Flexural characteristics of additively manufactured continuous fiber-reinforced honeycomb sandwich structures

Abstract

Additive manufacturing of continuous fiber filament is an advanced process that combines continuous strands of reinforcing fibers with thermoplastic materials to create composite parts. Previous studies have explored the potential of this technology to produce solid composite materials, but its potential for the production of sandwich panels has been limited. For instance, continuous fiber can be used to reinforce the faces while lightweight customized lattice structures could be selected for the core, all built integrally in one single process.
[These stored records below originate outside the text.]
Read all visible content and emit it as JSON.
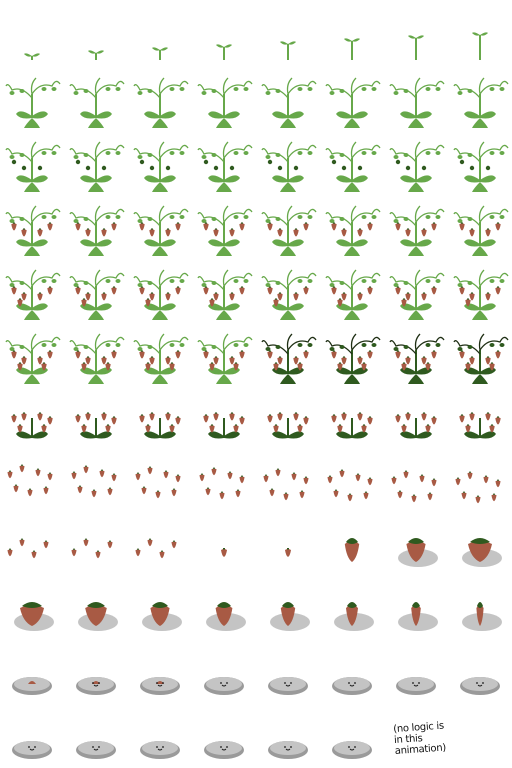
{
  "sheet": {
    "columns": 8,
    "rows": 12,
    "frame_count": 95,
    "phases": [
      "sprout",
      "growing",
      "vine",
      "flowering",
      "berries-ripening",
      "wilting",
      "falling-berries",
      "single-berry",
      "berry-melting",
      "berry-shrinking",
      "blob",
      "blob"
    ]
  },
  "colors": {
    "leaf_light": "#67a84a",
    "leaf_dark": "#2f5a1f",
    "berry": "#a85a44",
    "stem_dark": "#1f2f14",
    "blob": "#c4c4c4",
    "blob_shadow": "#9a9a9a",
    "face": "#1a1a1a"
  },
  "annotation": {
    "text": "(no logic is in this animation)",
    "icon": "handwritten-note"
  }
}
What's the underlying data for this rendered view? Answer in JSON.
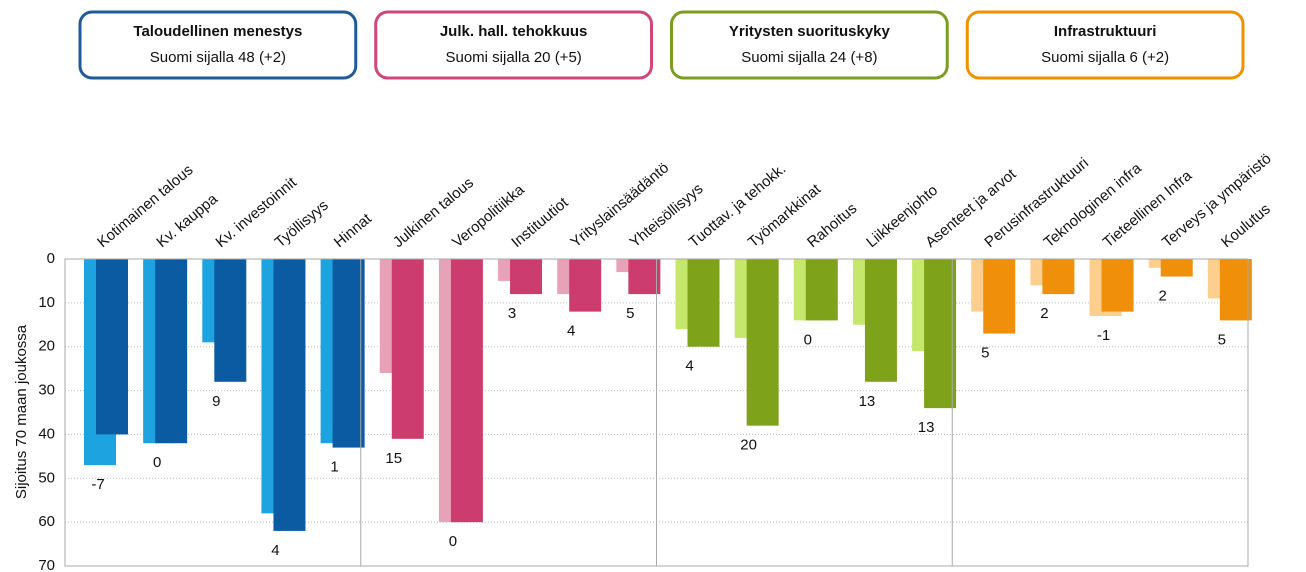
{
  "chart_data": {
    "type": "bar",
    "y_label": "Sijoitus 70 maan joukossa",
    "ylim": [
      0,
      70
    ],
    "yticks": [
      0,
      10,
      20,
      30,
      40,
      50,
      60,
      70
    ],
    "y_inverted": true,
    "grid": true,
    "groups": [
      {
        "title": "Taloudellinen menestys",
        "subtitle": "Suomi sijalla 48 (+2)",
        "border_color": "#1f5b9b",
        "categories": [
          "Kotimainen talous",
          "Kv. kauppa",
          "Kv. investoinnit",
          "Työllisyys",
          "Hinnat"
        ],
        "series": [
          {
            "color": "#1ca3e0",
            "values": [
              47,
              42,
              19,
              58,
              42
            ]
          },
          {
            "color": "#0a5ba1",
            "values": [
              40,
              42,
              28,
              62,
              43
            ]
          }
        ],
        "changes": [
          -7,
          0,
          9,
          4,
          1
        ]
      },
      {
        "title": "Julk. hall. tehokkuus",
        "subtitle": "Suomi sijalla 20 (+5)",
        "border_color": "#d0457a",
        "categories": [
          "Julkinen talous",
          "Veropolitiikka",
          "Instituutiot",
          "Yrityslainsäädäntö",
          "Yhteisöllisyys"
        ],
        "series": [
          {
            "color": "#e8a2b8",
            "values": [
              26,
              60,
              5,
              8,
              3
            ]
          },
          {
            "color": "#cc3c6e",
            "values": [
              41,
              60,
              8,
              12,
              8
            ]
          }
        ],
        "changes": [
          15,
          0,
          3,
          4,
          5
        ]
      },
      {
        "title": "Yritysten suorituskyky",
        "subtitle": "Suomi sijalla 24 (+8)",
        "border_color": "#7b9d21",
        "categories": [
          "Tuottav. ja tehokk.",
          "Työmarkkinat",
          "Rahoitus",
          "Liikkeenjohto",
          "Asenteet ja arvot"
        ],
        "series": [
          {
            "color": "#c5e86c",
            "values": [
              16,
              18,
              14,
              15,
              21
            ]
          },
          {
            "color": "#7ea31a",
            "values": [
              20,
              38,
              14,
              28,
              34
            ]
          }
        ],
        "changes": [
          4,
          20,
          0,
          13,
          13
        ]
      },
      {
        "title": "Infrastruktuuri",
        "subtitle": "Suomi sijalla 6 (+2)",
        "border_color": "#f39200",
        "categories": [
          "Perusinfrastruktuuri",
          "Teknologinen infra",
          "Tieteellinen Infra",
          "Terveys ja ympäristö",
          "Koulutus"
        ],
        "series": [
          {
            "color": "#fccf8e",
            "values": [
              12,
              6,
              13,
              2,
              9
            ]
          },
          {
            "color": "#f0900a",
            "values": [
              17,
              8,
              12,
              4,
              14
            ]
          }
        ],
        "changes": [
          5,
          2,
          -1,
          2,
          5
        ]
      }
    ]
  }
}
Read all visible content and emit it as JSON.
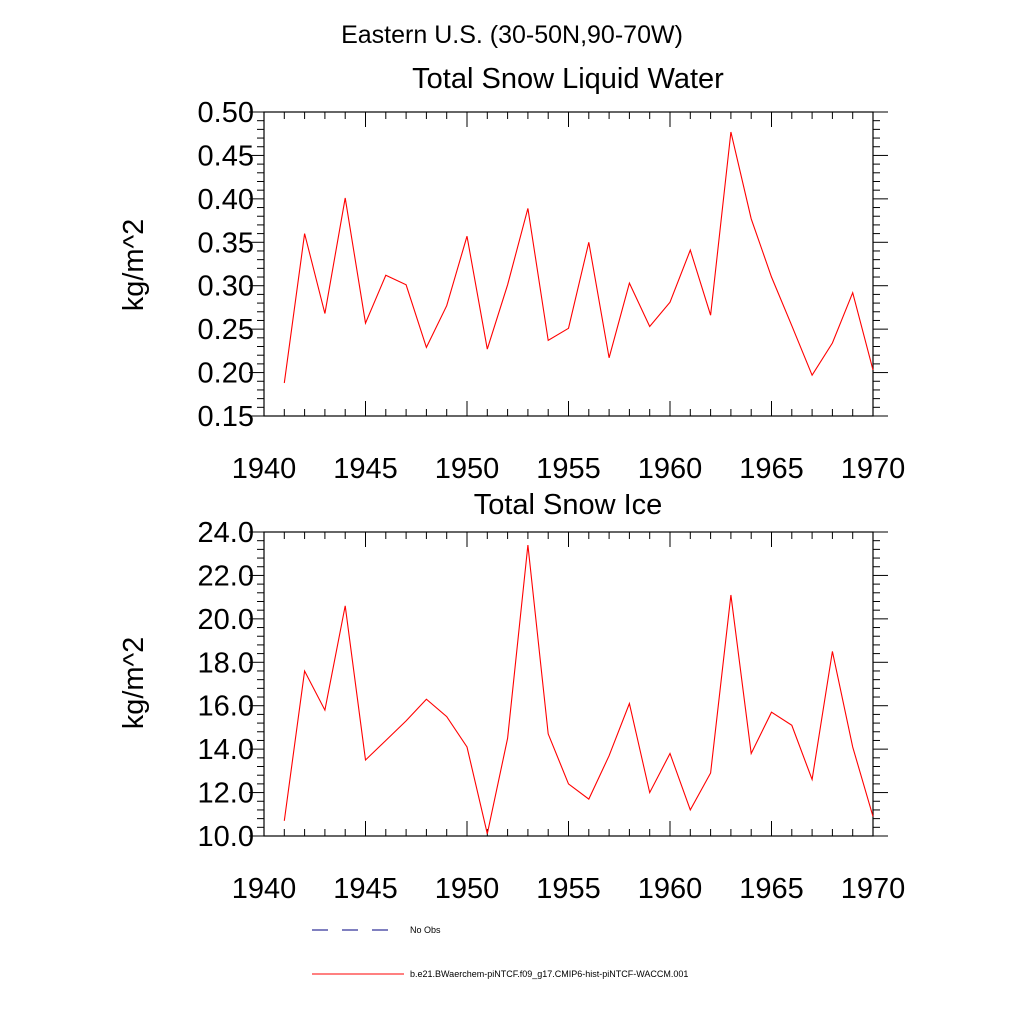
{
  "figure": {
    "suptitle": "Eastern U.S. (30-50N,90-70W)",
    "legend": [
      {
        "label": "No Obs",
        "color": "#000080",
        "style": "dashed"
      },
      {
        "label": "b.e21.BWaerchem-piNTCF.f09_g17.CMIP6-hist-piNTCF-WACCM.001",
        "color": "#ff0000",
        "style": "solid"
      }
    ]
  },
  "chart_data": [
    {
      "type": "line",
      "title": "Total Snow Liquid Water",
      "ylabel": "kg/m^2",
      "xlabel": "",
      "xlim": [
        1940,
        1970
      ],
      "ylim": [
        0.15,
        0.5
      ],
      "xticks": [
        "1940",
        "1945",
        "1950",
        "1955",
        "1960",
        "1965",
        "1970"
      ],
      "yticks": [
        "0.15",
        "0.20",
        "0.25",
        "0.30",
        "0.35",
        "0.40",
        "0.45",
        "0.50"
      ],
      "grid": false,
      "x": [
        1941,
        1942,
        1943,
        1944,
        1945,
        1946,
        1947,
        1948,
        1949,
        1950,
        1951,
        1952,
        1953,
        1954,
        1955,
        1956,
        1957,
        1958,
        1959,
        1960,
        1961,
        1962,
        1963,
        1964,
        1965,
        1966,
        1967,
        1968,
        1969,
        1970
      ],
      "series": [
        {
          "color": "#ff0000",
          "values": [
            0.188,
            0.36,
            0.268,
            0.401,
            0.257,
            0.312,
            0.301,
            0.229,
            0.277,
            0.357,
            0.227,
            0.301,
            0.389,
            0.237,
            0.251,
            0.35,
            0.217,
            0.303,
            0.253,
            0.281,
            0.341,
            0.266,
            0.477,
            0.377,
            0.31,
            0.254,
            0.197,
            0.234,
            0.292,
            0.203
          ]
        }
      ]
    },
    {
      "type": "line",
      "title": "Total Snow Ice",
      "ylabel": "kg/m^2",
      "xlabel": "",
      "xlim": [
        1940,
        1970
      ],
      "ylim": [
        10.0,
        24.0
      ],
      "xticks": [
        "1940",
        "1945",
        "1950",
        "1955",
        "1960",
        "1965",
        "1970"
      ],
      "yticks": [
        "10.0",
        "12.0",
        "14.0",
        "16.0",
        "18.0",
        "20.0",
        "22.0",
        "24.0"
      ],
      "grid": false,
      "x": [
        1941,
        1942,
        1943,
        1944,
        1945,
        1946,
        1947,
        1948,
        1949,
        1950,
        1951,
        1952,
        1953,
        1954,
        1955,
        1956,
        1957,
        1958,
        1959,
        1960,
        1961,
        1962,
        1963,
        1964,
        1965,
        1966,
        1967,
        1968,
        1969,
        1970
      ],
      "series": [
        {
          "color": "#ff0000",
          "values": [
            10.7,
            17.6,
            15.8,
            20.6,
            13.5,
            14.4,
            15.3,
            16.3,
            15.5,
            14.1,
            10.1,
            14.5,
            23.4,
            14.7,
            12.4,
            11.7,
            13.7,
            16.1,
            12.0,
            13.8,
            11.2,
            12.9,
            21.1,
            13.8,
            15.7,
            15.1,
            12.6,
            18.5,
            14.1,
            10.9
          ]
        }
      ]
    }
  ]
}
This study analyzes the effect of reinforcement material and fiber orientation on the flexural behavior of continuous fiber-reinforced sandwich structures built entirely using a commercially available fused filament fabrication printer. Three-point bending tests were carried out on sandwich panel specimens, which were built using nylon reinforced with chopped carbon fiber and two reinforcement fibers, glass or carbon fiber. The carbon fiber-reinforced sandwich panels had a higher rigidity than those reinforced with glass fiber, but carbon fiber showed significant scattering. Additionally, we explored the influence of fiber content on the flexural behavior of the composite sandwich panels. As predicted by the theoretical models, a higher fiber content led to higher values of flexural modulus and strength. The analytical models were able to predict the flexural modulus and critical load with a relative error of approximately 20 % for low fiber volume fraction in the facing. On the other hand, in carbon fiber-reinforced specimens, when doubling the fiber volume fraction in the facing, the relative error was above 60 %.